US-Wirtschaft droht in Stagflationsfalle zu geraten
Zwei kürzlich veröffentlichte Berichte werfen ein beunruhigendes Licht auf die US-amerikanische Wirtschaft, die sich offenbar in einer Phase früher Stagflation befindet – eine ungünstige Kombination aus verlangsamtem Wirtschaftswachstum und steigenden Preisen. Eine solche Entwicklung widerspricht den ökonomischen Grundprinzipien, wonach schwaches Wachstum tendenziell zu fallenden Preisen führen sollte. Wenn jedoch Verbraucher nicht nur unter steigenden Preisen leiden, sondern gleichzeitig auch mit Arbeitsplatzverlusten konfrontiert sind, deutet dies auf tiefer liegende Probleme hin.
Harvard-Professor Jason Furman kommentierte auf der Plattform Bluesky, dass die Zeichen für Stagflation zunehmen. Er wies darauf hin, dass die Notenbank in dieser Situation nur über begrenzte Handlungsspielräume verfüge. Stagflation, eine Verschmelzung der Begriffe Stagnation und Inflation, ist zweifelsohne ein bedrohliches Szenario für jede Volkswirtschaft.

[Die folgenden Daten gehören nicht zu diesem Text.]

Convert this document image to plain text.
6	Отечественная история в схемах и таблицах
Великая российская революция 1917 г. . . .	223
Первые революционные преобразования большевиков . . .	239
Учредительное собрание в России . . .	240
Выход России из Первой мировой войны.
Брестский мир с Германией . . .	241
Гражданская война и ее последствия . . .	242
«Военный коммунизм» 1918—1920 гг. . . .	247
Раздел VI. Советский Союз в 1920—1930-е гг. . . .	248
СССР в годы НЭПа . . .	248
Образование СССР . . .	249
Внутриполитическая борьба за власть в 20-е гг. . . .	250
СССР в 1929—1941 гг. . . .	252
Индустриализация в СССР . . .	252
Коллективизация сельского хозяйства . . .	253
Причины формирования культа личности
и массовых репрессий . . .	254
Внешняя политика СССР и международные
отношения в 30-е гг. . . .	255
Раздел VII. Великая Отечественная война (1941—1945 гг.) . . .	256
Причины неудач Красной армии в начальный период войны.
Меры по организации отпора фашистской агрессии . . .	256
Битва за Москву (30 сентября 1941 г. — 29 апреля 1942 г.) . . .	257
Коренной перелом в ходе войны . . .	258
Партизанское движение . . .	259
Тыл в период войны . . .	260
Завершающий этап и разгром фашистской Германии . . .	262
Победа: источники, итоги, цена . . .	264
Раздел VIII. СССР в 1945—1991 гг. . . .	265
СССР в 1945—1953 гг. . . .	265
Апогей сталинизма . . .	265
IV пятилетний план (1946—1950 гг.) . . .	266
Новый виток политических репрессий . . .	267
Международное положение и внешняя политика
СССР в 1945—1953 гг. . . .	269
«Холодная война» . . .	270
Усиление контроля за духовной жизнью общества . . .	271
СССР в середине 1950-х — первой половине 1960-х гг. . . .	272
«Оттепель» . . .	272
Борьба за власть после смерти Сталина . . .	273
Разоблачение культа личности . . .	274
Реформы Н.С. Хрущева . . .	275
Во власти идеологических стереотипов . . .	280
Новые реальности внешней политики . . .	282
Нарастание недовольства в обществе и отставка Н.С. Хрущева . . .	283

Im Vergleich zur inflationsgeprägten Zeit 2022, in der hohe Preise zwar das Leben vieler Amerikaner erschwerten, die jedoch durch eine boomende Arbeitsmarktsituation und staatliche Finanzhilfen teilweise aufgefangen wurden, würde ein schwächelnder Arbeitsmarkt bei gleichzeitiger Teuerung die Lage weiter verschärfen.
Für die US-Notenbank Federal Reserve stellt diese Situation eine besonders schwierige Aufgabe dar. Sie hat die Aufgabe, durch Anpassung der Zinssätze Einfluss auf Inflation und Arbeitslosenquote zu nehmen, jedoch ist es nahezu unmöglich, beide Variablen gleichzeitig positiv zu beeinflussen. Der bevorstehende geldpolitische Turnus der Fed wird daher mit großer Anspannung erwartet. Zudem wird darüber spekuliert, ob Stephen Miran, der als oberster Wirtschaftsberater von Präsident Donald Trump gilt, in das siebenköpfige Gremium der Fed aufgenommen wird.
Obwohl Fed-Chair Jay Powell ankündigte, dass eine Zinssenkung wegen der jüngsten Arbeitsmarktschwäche zu erwarten sei, bleibt die genaue Höhe der Anpassung ungewiss. Präsident Trump fordert weitaus aggressivere Maßnahmen, was zusätzlichen Druck auf die Notenbank ausübt.